Although he doesn’t call them out by name, Korba doesn’t like modern adventure games that make it clear when players are making a “big decision,” and King’s Quest is more nuanced in its storytelling. Sometimes, the branching paths are clear. For example, in the first King’s Quest episode, A Knight to Remember, Graham needs to find a monster’s eye so that he can enter a tournament. Players can find the eye by talking to the blacksmith (who represents strength), the alchemist (wisdom), or the baker (compassion), and completing their respective missions.
But King’s Quest can be less direct, too. Some dialogue options may not seem important, but characters will react differently to Graham depending on what he said earlier. Some puzzles have multiple solutions, which tie in to one of the game’s three thematic pillars. Korba estimates that the first chapter of King’s Quest alone has more branches than any other branching adventure game, and it’ll take many playthroughs for players to find them all.
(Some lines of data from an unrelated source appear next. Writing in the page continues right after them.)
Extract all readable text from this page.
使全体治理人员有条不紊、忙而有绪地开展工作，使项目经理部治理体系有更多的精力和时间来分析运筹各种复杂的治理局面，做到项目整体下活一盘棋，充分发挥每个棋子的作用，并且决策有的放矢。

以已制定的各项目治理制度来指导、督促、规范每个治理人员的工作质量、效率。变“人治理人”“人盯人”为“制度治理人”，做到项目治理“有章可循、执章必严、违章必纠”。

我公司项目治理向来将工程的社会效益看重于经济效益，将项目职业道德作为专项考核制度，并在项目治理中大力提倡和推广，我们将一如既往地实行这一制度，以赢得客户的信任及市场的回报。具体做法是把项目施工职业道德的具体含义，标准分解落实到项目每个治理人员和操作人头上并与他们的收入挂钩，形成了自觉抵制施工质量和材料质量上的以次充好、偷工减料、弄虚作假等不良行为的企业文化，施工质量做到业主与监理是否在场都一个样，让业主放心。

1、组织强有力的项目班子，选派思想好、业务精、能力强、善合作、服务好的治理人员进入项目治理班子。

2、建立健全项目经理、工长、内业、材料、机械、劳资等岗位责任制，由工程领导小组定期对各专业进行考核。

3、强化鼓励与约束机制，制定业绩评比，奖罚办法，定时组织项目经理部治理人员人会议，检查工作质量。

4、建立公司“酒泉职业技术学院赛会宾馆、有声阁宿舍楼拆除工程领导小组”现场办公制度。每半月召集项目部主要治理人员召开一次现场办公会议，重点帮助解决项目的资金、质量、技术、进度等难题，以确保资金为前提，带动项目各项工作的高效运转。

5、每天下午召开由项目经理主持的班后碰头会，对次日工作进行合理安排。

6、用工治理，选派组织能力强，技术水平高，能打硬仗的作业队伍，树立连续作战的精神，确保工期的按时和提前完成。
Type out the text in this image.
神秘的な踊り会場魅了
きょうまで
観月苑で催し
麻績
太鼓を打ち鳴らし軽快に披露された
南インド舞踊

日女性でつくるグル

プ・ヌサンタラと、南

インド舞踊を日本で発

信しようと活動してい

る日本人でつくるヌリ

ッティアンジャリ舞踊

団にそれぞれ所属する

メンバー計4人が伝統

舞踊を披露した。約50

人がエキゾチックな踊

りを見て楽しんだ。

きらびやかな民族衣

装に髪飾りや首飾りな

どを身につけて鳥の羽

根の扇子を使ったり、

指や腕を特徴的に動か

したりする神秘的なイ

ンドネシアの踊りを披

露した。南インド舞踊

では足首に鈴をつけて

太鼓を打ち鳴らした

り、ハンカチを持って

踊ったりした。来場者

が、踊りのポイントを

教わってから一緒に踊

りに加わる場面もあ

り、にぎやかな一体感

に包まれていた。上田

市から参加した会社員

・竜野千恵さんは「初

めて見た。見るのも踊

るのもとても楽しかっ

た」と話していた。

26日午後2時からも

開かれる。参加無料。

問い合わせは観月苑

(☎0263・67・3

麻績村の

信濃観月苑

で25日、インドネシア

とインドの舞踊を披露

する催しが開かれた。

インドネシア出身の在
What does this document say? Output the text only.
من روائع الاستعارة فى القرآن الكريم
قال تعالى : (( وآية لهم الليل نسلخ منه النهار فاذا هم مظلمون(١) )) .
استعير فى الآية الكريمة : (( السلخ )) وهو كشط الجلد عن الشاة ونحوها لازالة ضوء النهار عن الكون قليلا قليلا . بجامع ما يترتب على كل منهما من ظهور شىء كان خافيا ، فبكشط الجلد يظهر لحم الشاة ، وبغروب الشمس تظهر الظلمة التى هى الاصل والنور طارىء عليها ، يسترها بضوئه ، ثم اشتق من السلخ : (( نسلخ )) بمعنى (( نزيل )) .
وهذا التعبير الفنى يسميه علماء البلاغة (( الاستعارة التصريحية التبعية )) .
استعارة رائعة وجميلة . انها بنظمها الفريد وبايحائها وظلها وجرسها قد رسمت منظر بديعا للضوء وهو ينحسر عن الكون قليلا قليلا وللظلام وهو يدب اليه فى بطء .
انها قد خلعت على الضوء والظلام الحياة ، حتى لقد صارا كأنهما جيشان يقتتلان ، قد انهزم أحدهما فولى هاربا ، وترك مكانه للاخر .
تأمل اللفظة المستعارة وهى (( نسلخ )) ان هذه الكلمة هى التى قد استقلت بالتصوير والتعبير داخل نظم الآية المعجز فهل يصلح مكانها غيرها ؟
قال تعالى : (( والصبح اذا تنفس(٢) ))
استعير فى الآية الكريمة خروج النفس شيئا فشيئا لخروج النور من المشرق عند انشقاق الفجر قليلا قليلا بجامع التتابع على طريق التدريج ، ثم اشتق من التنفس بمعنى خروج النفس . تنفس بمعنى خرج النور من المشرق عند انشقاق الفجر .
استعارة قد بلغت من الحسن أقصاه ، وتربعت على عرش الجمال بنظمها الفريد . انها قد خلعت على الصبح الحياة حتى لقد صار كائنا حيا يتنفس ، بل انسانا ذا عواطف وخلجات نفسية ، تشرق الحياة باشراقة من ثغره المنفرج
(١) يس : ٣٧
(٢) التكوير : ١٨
The different branches gave Korba the freedom to put in some hard puzzles, too; if one branch proves too difficult, players can always try another, easier one. At its core, King’s Quest is a traditional adventure game, and most of the puzzles involve collecting objects, using them at the right and place time (or giving them to the right people), and interacting with the environment in just the right way.
There are also some minigames, which were inserted into the game when it was appropriate for the story (the demo featured a dance-off with a bridge troll, which Korba says is the only place that minigame will appear). Oh, and players can die, although a generous checkpoint system means that death is more of a comedic aside than a real punishment.
The game’s models look hand-painted because they actually are: The Odd Gentleman’s art team printed out the 3D models, added watercolors by hand, and then scanned them back into the computer to be used as textures. King’s Quest is also laugh out loud funny, and it’s filled with content. At the very beginning of the game, if Graham starts walking the wrong way, the narrator gently chides him and turns him around. That’s not the end of it. Graham can try to head the wrong way again and again; it’s only after about eight attempts, each with its own line of dialogue, that the path closes entirely.
King’s Quest is full of that sort of thing; it’s Korba’s first game with a branching narrative, and as he says, “We went overboard.” Ultimately, King’s Quest will be better for it. While the game’s broken down into five chapters, each one stands alone. Graham will get older over the course of the game, but otherwise, every episode tells its own story.
The first chapter comes out in about a month, and Korba’s nervous. He shouldn’t be. The game is funny, attractive, and compelling; it’s not going to be everybody’s cup of tea, but for old-school adventure fans, it doesn’t get much better. Rest easy; the King has returned.
King’s Quest is in development for Xbox One, PlayStation 4, and PC. The first episode, A Knight to Remember, will come out at the end of July, 2015.